Loving was the woman who, with her husband, was tried in the 1960s for the crime of interracial marriage; their victory before the Supreme Court led to the striking down of laws banning racially mixed marriages across the country. Here’s part of her account:
Not long after our wedding, we were awakened in the middle of the night in our own bedroom by deputy sheriffs and actually arrested for the “crime” of marrying the wrong kind of person. Our marriage certificate was hanging on the wall above the bed. The state prosecuted Richard and me, and after we were found guilty, the judge declared: “Almighty God created the races white, black, yellow, malay and red, and he placed them on separate continents. And but for the interference with his arrangement there would be no cause for such marriages. The fact that he separated the races shows that he did not intend for the races to mix.” He sentenced us to a year in prison, but offered to suspend the sentence if we left our home in Virginia for 25 years exile.
The judge’s comment is particularly interesting. He’s using an unholy mix of rank creationism and Blumenbach’s 19th century taxonomy of human races to justify his decision! For all the finger-pointing at science for promoting racism, though, it’s clear that most of the rationalizations have come from god-fearin’ church folk. Browse the racist web boards (here’s an example; it’s the evil Stormfront, so be warned), and you’ll find an amazing infatuation with biblical authority.

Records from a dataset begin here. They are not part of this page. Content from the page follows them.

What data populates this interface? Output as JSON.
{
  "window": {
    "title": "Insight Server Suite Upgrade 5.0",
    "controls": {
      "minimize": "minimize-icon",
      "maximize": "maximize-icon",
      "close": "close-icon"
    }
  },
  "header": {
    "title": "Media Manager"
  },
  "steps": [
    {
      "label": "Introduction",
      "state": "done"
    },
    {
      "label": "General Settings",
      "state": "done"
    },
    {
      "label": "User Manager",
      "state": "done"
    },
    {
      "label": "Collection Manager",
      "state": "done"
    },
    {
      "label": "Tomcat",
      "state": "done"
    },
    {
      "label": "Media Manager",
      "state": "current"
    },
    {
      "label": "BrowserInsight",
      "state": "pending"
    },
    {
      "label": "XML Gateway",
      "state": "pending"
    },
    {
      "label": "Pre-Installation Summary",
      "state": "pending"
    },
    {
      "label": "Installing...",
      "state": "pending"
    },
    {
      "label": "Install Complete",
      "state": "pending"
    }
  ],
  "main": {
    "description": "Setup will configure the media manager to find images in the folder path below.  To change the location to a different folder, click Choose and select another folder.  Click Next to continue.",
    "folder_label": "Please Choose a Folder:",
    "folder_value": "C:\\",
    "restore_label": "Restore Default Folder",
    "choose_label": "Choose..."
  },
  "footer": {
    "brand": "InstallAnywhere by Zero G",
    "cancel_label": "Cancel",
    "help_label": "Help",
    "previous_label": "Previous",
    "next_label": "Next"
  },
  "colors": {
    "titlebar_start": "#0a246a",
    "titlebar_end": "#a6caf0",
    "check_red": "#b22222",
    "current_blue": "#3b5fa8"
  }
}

It’s worth noting that the same flavor of argument, thumping the bible to claim god is agin’ it and making up ‘facts’ about the natural world, is also the same strategy used to argue against homosexual marriage. I remember 1967 — that was the year I was grooving to Janis Joplin, Jimi Hendrix, and the Beatles — and it’s dismaying to think our country held onto the bigotry that denied people the right to love one another for so long, but it’s even more distressing to see that the same attitudes still prevail in 2008.